Distribution: Fedora Core 2 with kernel 2.6.7-1.486 RPM from http://people.redhat.com/~arjanv Hardware Environment: Gigabyte 8ITXE motherboard, Pentium 4, Adaptec 29160N Software Environment: (see above) Problem Description: Due to problems in the aic7xxx driver (its I/O task refuses to go to sleep), system does not suspend to ACPI S3 - it tries, gives up, and resumes normal operation. echo 3 > /proc/acpi/sleep produces the following: PM: Preparing system for suspend Stopping tasks: ========== stopping tasks failed (1 tasks remaining) Restarting tasks...<6> Strange, ahc_dv_0 not stopped done Steps to reproduce: echo 3 > /proc/acpi/sleep produces the following:
As Arjan's 2.6.7-1.486 RPM is based on 2.6.8-RC1, the cause might be the following: http://marc.theaimsgroup.com/?l=linux-scsi&m=108306129820558&w=2 This change is present in 2.6.8-RC1 mainline
Created attachment 3385 [details] aic7xxx_swsusp.patch If I apply this patch (attached), I am now able to enter ACPI S3 suspend, but resume is still broken: The first time I try to access the hard disk after resuming, the kernel prints "Kernel panic: Loop 1"
Comment on attachment 3385 [details] aic7xxx_swsusp.patch I'm floating a patch on the mailing lists; see http://marc.theaimsgroup.com/?l=linux-scsi&m=109054640414945&w=2
has this been fixed in recent kernels?
Not that I know of. Last time I checked, the scsi midlayer in general is also missing suspend/resume support. Specifically, you need to resolve all outstanding transactions (quiesce) every device on the SCSI bus before you can put the bus adapter itself to sleep, so you have to implement the suspend/resume driver model in sd, scd drivers et cetera. I made patches for this and for aic7xxx back in the 2.6.12 timeframe but I was having trouble getting the full-time linux-scsi maintainers to take an interest in them. If someone else is interested in advocating for this functionality and resurrecting the patches, I can probably dig my work out and freshen it up.
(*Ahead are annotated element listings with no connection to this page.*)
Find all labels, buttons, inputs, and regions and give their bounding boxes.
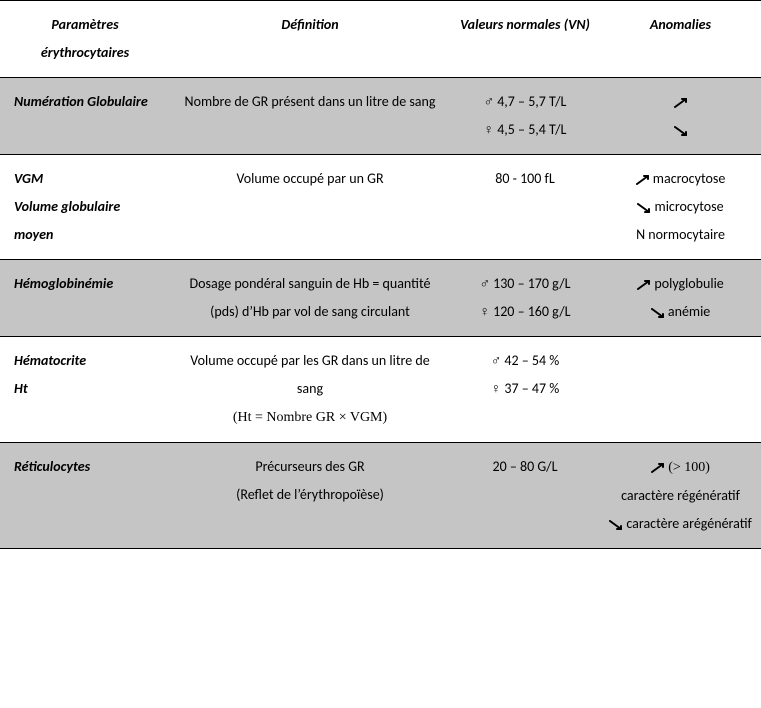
- header-valeurs-normales: Valeurs normales (VN): [450, 1, 600, 78]
- arrow-down-icon: [637, 203, 651, 213]
- cell-definition: Dosage pondéral sanguin de Hb = quantité…: [170, 260, 450, 337]
- erythrocyte-params-table: Paramètres érythrocytaires Définition Va…: [0, 0, 761, 549]
- cell-valeurs-normales: 80 - 100 fL: [450, 155, 600, 260]
- table-row: RéticulocytesPrécurseurs des GR(Reflet d…: [0, 443, 761, 549]
- cell-definition: Nombre de GR présent dans un litre de sa…: [170, 78, 450, 155]
- table-row: HématocriteHtVolume occupé par les GR da…: [0, 337, 761, 443]
- cell-parametre: Hémoglobinémie: [0, 260, 170, 337]
- table-row: HémoglobinémieDosage pondéral sanguin de…: [0, 260, 761, 337]
- formula-text: (Ht = Nombre GR × VGM): [233, 410, 387, 425]
- cell-anomalies: [600, 337, 761, 443]
- cell-anomalies: [600, 78, 761, 155]
- header-anomalies: Anomalies: [600, 1, 761, 78]
- cell-parametre: Réticulocytes: [0, 443, 170, 549]
- cell-parametre: VGMVolume globulaire moyen: [0, 155, 170, 260]
- arrow-up-icon: [674, 98, 688, 108]
- arrow-down-icon: [651, 308, 665, 318]
- arrow-down-icon: [609, 520, 623, 530]
- cell-anomalies: polyglobulie anémie: [600, 260, 761, 337]
- table-body: Numération GlobulaireNombre de GR présen…: [0, 78, 761, 549]
- cell-valeurs-normales: ♂ 4,7 – 5,7 T/L♀ 4,5 – 5,4 T/L: [450, 78, 600, 155]
- arrow-up-icon: [636, 175, 650, 185]
- cell-anomalies: macrocytose microcytoseN normocytaire: [600, 155, 761, 260]
- cell-anomalies: (> 100)caractère régénératif caractère a…: [600, 443, 761, 549]
- arrow-down-icon: [674, 126, 688, 136]
- header-definition: Définition: [170, 1, 450, 78]
- table-header-row: Paramètres érythrocytaires Définition Va…: [0, 1, 761, 78]
- header-parametres: Paramètres érythrocytaires: [0, 1, 170, 78]
- table-row: VGMVolume globulaire moyenVolume occupé …: [0, 155, 761, 260]
- arrow-up-icon: [651, 463, 665, 473]
- cell-definition: Volume occupé par un GR: [170, 155, 450, 260]
- cell-valeurs-normales: ♂ 42 – 54 %♀ 37 – 47 %: [450, 337, 600, 443]
- cell-valeurs-normales: 20 – 80 G/L: [450, 443, 600, 549]
- cell-parametre: Numération Globulaire: [0, 78, 170, 155]
- table-row: Numération GlobulaireNombre de GR présen…: [0, 78, 761, 155]
- cell-definition: Volume occupé par les GR dans un litre d…: [170, 337, 450, 443]
- cell-parametre: HématocriteHt: [0, 337, 170, 443]
- cell-valeurs-normales: ♂ 130 – 170 g/L♀ 120 – 160 g/L: [450, 260, 600, 337]
- arrow-up-icon: [637, 280, 651, 290]
- serif-text: (> 100): [668, 460, 710, 475]
- cell-definition: Précurseurs des GR(Reflet de l’érythropo…: [170, 443, 450, 549]
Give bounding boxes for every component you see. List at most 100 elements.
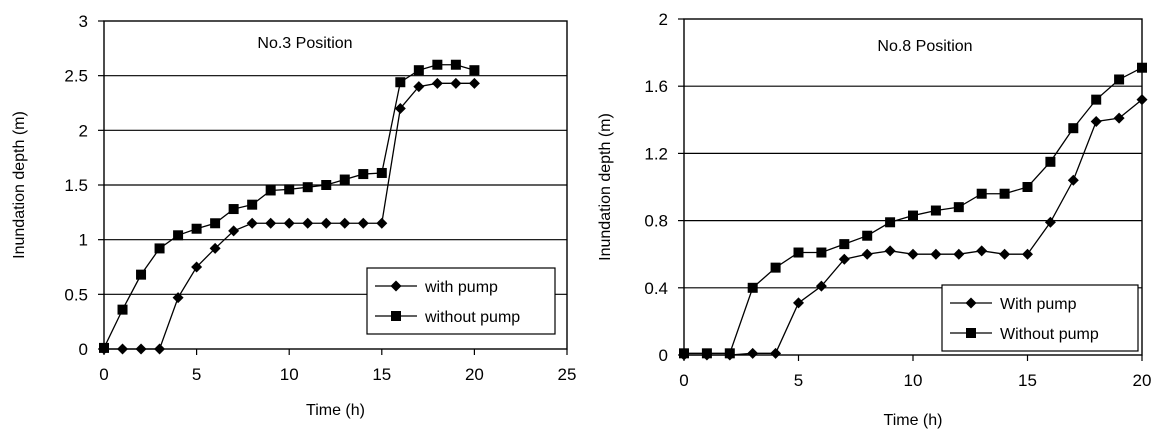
data-point bbox=[1137, 62, 1147, 73]
x-axis: 0 5 10 15 20 bbox=[679, 355, 1151, 390]
legend-box bbox=[366, 267, 556, 335]
y-axis: 0 0.4 0.8 1.2 1.6 2 bbox=[644, 10, 1142, 365]
data-point bbox=[265, 217, 277, 229]
data-point bbox=[247, 199, 258, 210]
legend-label: With pump bbox=[1000, 296, 1077, 313]
data-point bbox=[394, 102, 406, 114]
data-point bbox=[724, 348, 735, 359]
x-tick-label: 0 bbox=[679, 371, 688, 390]
data-point bbox=[838, 253, 850, 265]
data-point bbox=[228, 204, 239, 215]
data-point bbox=[1136, 94, 1148, 106]
data-point bbox=[173, 230, 184, 241]
data-point bbox=[1113, 112, 1125, 124]
x-axis-label: Time (h) bbox=[884, 412, 943, 429]
data-point bbox=[154, 343, 166, 355]
legend: With pump Without pump bbox=[941, 284, 1139, 352]
data-point bbox=[339, 174, 350, 185]
y-axis-label: Inundation depth (m) bbox=[11, 111, 28, 259]
data-point bbox=[135, 343, 147, 355]
data-point bbox=[976, 245, 988, 257]
x-tick-label: 20 bbox=[465, 365, 484, 384]
data-point bbox=[431, 77, 443, 89]
data-point bbox=[861, 248, 873, 260]
data-point bbox=[265, 185, 276, 196]
x-tick-label: 15 bbox=[1018, 371, 1037, 390]
data-point bbox=[701, 348, 712, 359]
data-point bbox=[793, 297, 804, 309]
series-without-pump bbox=[99, 59, 480, 353]
data-point bbox=[283, 217, 295, 229]
y-tick-label: 2 bbox=[79, 121, 88, 140]
x-tick-label: 25 bbox=[558, 365, 577, 384]
data-point bbox=[1045, 156, 1056, 167]
x-axis: 0 5 10 15 20 25 bbox=[99, 349, 576, 384]
legend-box bbox=[941, 284, 1139, 352]
y-tick-label: 0.4 bbox=[644, 279, 668, 298]
data-point bbox=[679, 348, 689, 359]
x-tick-label: 15 bbox=[372, 365, 391, 384]
data-point bbox=[884, 245, 896, 257]
x-tick-label: 5 bbox=[192, 365, 201, 384]
data-point bbox=[99, 342, 109, 353]
legend-label: Without pump bbox=[1000, 326, 1099, 343]
legend-label: with pump bbox=[424, 279, 498, 296]
data-point bbox=[154, 243, 165, 254]
data-point bbox=[1068, 123, 1079, 134]
data-point bbox=[450, 77, 462, 89]
legend-marker bbox=[391, 311, 401, 321]
data-point bbox=[450, 59, 461, 70]
data-point bbox=[930, 205, 941, 216]
data-point bbox=[228, 225, 240, 237]
data-point bbox=[246, 217, 258, 229]
x-tick-label: 5 bbox=[794, 371, 803, 390]
data-point bbox=[1114, 74, 1125, 85]
y-tick-label: 2 bbox=[659, 10, 668, 29]
data-point bbox=[339, 217, 351, 229]
data-point bbox=[839, 239, 850, 250]
series-without-pump bbox=[679, 62, 1147, 359]
data-point bbox=[770, 262, 781, 273]
data-point bbox=[953, 202, 964, 213]
data-point bbox=[117, 343, 129, 355]
data-point bbox=[432, 59, 443, 70]
data-point bbox=[862, 230, 873, 241]
data-point bbox=[999, 188, 1010, 199]
y-tick-label: 0.8 bbox=[644, 212, 668, 231]
data-point bbox=[1091, 94, 1102, 105]
data-point bbox=[191, 223, 202, 234]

One also needs to write code in the SD driver that handles spin-up/spin-down in a clean way. I got this working on my specific hard drive but if I remember correctly, some people were worried about the effect of the code on all configurations. I think I was sending an explicit spinup command. Getting everyone to agree upon logic to cleanly reinitialize, and spin up if necessary, a SCSI hard drive after resume is probably the major remaining issue here. Of course resume doesn't work at all right now so anything we do is probably better than nothing ;)
I got a crash on resume using SUSE 10.x having a scsi-only system on my aha2940UW, kernel 2.6.18 There is no disk activity after the finished resume op. X11 etc. are just as before suspend. Then the aic7xxx locks up with a lot of messages, so fast that I cannot read.
err PING ? This is still broken in latest 2.6.22-rc3 ( with or without scsi-misc git patches ) on my Dell Precision 530 MT ( suspend to whatever is broken ) I always get the same error(s) after resume. I attach my lspci output and I managed to log all the errors the card dumps after resume so I attach the broken dmesg as well. Does someone care at all about this issues ?
Created attachment 11611 [details] dmesg
Created attachment 11612 [details] lspci
Unfortunatly, this seems to require someone with deep SCSI knowledge to fix a couple of drivers. That said, we have suspend support in SATA drivers, so the SCSI midlayer must have been updated.
Some work does appear to have been done on the scsi midlayer, but I don't know if this has been merged yet or if it's in a state that works for more than just SATA. Of course, the SCSI midlayer needs to be sorted out before it makes sense to merge any changes for SCSI HBA drivers. See here: http://lwn.net/Articles/157057/
Looks like some parts are merged other not ( but maybe done in some other way ?! ). I guess a good idea is to ask the patch author :) Anyway if someone has some patch for this issues , whatever experimental or not I can test it.
Any updates on this bug, do the problems still exist with latest kernel? Maybe Nathan and Rafael can outline what needs to be done still and whether those are "projects" that need to be announced so someone (if not you) takes ownership. Thanks.
Yes the problems still exists in 2.6.23-rc7 and latest -mm kernel.
Problem still exists but I've taken this bug as far as I can on my own...
Created attachment 13227 [details] aic7xxx-add-suspend-resume Patch to add suspend/resume support to aic7xxx.
With the above patch it should work. We only have to take care to save some extra PCI registers (which the PCI core doesn't know about). And as we're lazy we're doing a full SCSI bus reset on resume, so we don't have to worry about the internal state of the aic7xxx anyway. Patch has been tested by Jens Axboe and accepted in scsi-misc, so we can close this.